Listed Building – Grade II
- Feature: Exeter St Thomas railway station
- Designated: 18 June 1974
- Reference no.: 1333347

Location

Notes
- Passenger statistics from the Office of Rail and Road

= Exeter St Thomas railway station =

Railway station in Exeter Devon, England

Exeter St Thomas railway station is a suburban railway station in Exeter, England, serving the suburb of St Thomas and the riverside area. The station is elevated on a low viaduct with entrances on Cowick Street and is the only station in Exeter which is listed (Grade II). It is 74 chain south of Exeter St Davids railway station and 194 mi 66 chain from the zero point at , via Box Tunnel.

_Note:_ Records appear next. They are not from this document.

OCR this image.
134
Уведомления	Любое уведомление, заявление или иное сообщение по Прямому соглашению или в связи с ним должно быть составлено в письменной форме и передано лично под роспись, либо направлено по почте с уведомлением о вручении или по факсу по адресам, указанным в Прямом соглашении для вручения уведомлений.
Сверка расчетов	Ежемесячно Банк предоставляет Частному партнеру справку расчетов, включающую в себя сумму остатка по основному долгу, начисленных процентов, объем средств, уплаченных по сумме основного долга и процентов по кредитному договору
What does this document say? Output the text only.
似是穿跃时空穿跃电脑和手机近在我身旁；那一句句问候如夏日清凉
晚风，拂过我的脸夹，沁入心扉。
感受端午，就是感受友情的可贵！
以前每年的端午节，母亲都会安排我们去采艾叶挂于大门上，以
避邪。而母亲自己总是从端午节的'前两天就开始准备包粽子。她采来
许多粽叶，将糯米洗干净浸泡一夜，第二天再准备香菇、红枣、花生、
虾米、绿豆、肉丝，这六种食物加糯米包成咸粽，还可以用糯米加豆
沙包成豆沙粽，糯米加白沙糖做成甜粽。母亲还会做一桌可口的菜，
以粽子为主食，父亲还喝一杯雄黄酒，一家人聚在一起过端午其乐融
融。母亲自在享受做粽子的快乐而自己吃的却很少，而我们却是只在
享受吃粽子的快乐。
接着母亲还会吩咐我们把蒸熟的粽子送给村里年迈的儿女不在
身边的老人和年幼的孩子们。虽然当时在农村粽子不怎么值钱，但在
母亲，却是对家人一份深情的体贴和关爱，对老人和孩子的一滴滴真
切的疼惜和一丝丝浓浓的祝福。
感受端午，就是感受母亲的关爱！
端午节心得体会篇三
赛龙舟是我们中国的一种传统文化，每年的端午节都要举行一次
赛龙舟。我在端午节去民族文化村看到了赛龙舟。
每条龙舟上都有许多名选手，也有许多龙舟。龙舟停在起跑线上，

The station is unstaffed, the former station building now derelict. It is served mostly by local trains operated by Great Western Railway.

==History==
The station was designed by Isambard Kingdom Brunel and opened on 30 May 1846 by the South Devon Railway. The company had joint use of the Bristol and Exeter Railway station at St Davids but St Thomas was its own station. Although built on a 501 yd stone viaduct, the railway was nearer to the city centre and the quays on the Exeter Canal. Until 1862 tickets were only sold between St Thomas and stations west of Exeter, not to St Davids and the north.

The railway was worked by atmospheric trains from 13 September 1847 until 9 September 1848. Unique in all the South Devon Railway stations, there was no engine house, so the driver had to hold the train on its brakes against the pressure in the pipes while it was stopped here.

The original station featured just a single track with a 175 ft platform on the city side of the line. A small booking office was built at road level at the north end of the station and steps led up to the platform. The viaduct was widened at this point by five feet to accommodate the platform.

In 1847 some improvements were completed including a larger office, a train shed over the platform, and an extension to bring the platform to a length of 260 feet.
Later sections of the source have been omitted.